Depreciation of a vehicle purchased on credit can have both direct and indirect effects on the four financial statements: the balance sheet, income statement, cash flow statement, and statement of retained earnings. Here's how:

  1. Balance Sheet: Depreciation affects the balance sheet directly. When a vehicle is depreciated, the value of the asset (vehicle) decreases. This decrease is recorded in the accumulated depreciation account, which is a contra asset account. This means that the total value of assets on the balance sheet decreases. On the liabilities side, if the vehicle was purchased on credit, there would be a liability representing the loan. This liability would decrease as payments are made on the loan.

  2. Income Statement: Depreciation is an expense, and as such, it directly affects the income statement. When the vehicle is depreciated, the depreciation expense is recorded on the income statement. This reduces the company's net income or increases its net loss.
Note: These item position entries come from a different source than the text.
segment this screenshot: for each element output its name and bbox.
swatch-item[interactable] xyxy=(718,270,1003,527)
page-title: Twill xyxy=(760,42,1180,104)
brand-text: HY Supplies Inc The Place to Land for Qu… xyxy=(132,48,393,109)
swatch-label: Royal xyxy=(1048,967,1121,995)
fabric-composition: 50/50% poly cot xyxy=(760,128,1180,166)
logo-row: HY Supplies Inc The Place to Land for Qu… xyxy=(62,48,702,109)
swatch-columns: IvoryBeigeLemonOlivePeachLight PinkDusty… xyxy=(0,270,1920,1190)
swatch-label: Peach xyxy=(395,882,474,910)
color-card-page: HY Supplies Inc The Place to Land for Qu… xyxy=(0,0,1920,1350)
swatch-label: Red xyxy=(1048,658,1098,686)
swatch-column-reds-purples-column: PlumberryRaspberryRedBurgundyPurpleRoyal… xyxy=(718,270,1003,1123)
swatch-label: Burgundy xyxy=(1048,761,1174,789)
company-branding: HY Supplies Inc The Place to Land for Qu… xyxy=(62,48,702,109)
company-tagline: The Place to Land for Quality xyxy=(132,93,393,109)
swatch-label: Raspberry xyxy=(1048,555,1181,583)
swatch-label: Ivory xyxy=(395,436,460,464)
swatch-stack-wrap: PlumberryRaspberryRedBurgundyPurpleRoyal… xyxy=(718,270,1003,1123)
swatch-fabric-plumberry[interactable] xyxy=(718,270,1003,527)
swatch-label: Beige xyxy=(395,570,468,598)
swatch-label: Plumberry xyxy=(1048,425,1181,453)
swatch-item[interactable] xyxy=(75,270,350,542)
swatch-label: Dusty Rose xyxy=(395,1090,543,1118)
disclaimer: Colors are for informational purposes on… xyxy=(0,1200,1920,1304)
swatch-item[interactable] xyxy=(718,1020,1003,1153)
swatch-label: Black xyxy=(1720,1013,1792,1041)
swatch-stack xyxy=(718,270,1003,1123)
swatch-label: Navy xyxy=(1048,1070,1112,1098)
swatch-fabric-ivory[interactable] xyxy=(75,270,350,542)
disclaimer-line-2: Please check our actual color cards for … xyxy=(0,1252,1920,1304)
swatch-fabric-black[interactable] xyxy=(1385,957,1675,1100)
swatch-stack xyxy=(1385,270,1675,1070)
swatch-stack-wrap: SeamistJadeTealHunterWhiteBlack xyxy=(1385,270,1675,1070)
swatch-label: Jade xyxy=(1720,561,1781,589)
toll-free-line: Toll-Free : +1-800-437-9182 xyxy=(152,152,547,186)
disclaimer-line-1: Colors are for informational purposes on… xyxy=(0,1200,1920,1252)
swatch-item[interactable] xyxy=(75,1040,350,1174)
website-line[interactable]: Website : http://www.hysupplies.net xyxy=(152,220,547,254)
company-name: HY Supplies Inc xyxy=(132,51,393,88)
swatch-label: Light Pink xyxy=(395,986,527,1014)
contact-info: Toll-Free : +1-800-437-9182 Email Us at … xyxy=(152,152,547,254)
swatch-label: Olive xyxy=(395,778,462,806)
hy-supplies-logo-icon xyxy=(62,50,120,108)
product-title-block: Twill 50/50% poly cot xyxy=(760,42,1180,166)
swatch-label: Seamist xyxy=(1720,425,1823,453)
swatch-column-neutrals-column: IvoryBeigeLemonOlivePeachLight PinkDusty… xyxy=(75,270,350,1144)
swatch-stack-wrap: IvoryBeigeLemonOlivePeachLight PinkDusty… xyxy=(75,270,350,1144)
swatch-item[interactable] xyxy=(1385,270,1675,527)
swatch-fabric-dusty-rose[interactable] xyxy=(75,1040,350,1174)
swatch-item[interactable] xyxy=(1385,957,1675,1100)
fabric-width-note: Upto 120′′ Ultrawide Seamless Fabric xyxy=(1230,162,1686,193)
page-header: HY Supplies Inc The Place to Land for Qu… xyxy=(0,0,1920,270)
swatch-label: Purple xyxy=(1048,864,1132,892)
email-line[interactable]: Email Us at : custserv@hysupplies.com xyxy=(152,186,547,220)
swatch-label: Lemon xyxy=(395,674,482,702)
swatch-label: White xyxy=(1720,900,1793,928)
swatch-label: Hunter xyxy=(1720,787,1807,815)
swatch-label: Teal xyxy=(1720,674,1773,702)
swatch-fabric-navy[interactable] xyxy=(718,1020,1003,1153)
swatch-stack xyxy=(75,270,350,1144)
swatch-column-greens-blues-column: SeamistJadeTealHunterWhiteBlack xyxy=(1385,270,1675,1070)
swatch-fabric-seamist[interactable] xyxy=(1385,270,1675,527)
  3. Cash Flow Statement: Depreciation indirectly affects the cash flow statement. While depreciation itself is a non-cash expense (meaning it doesn't involve an actual outflow of cash), it is added back to the net income in the operating activities section of the cash flow statement. This is because the net income is reduced by the depreciation expense on the income statement, but since no cash was actually paid out for this expense, it needs to be added back to accurately reflect the company's cash flow.

  4. Statement of Retained Earnings: The statement of retained earnings is affected indirectly. This statement shows the changes in a company's retained earnings over a period of time. Since net income (or loss) from the income statement is added to (or subtracted from) the beginning retained earnings, and depreciation reduces net income, it indirectly reduces retained earnings.

In summary, depreciation of a vehicle purchased on credit directly affects the balance sheet and income statement by reducing asset values and net income, respectively. It indirectly affects the cash flow statement and statement of retained earnings by influencing the calculation of cash flows from operations and changes in retained earnings, respectively.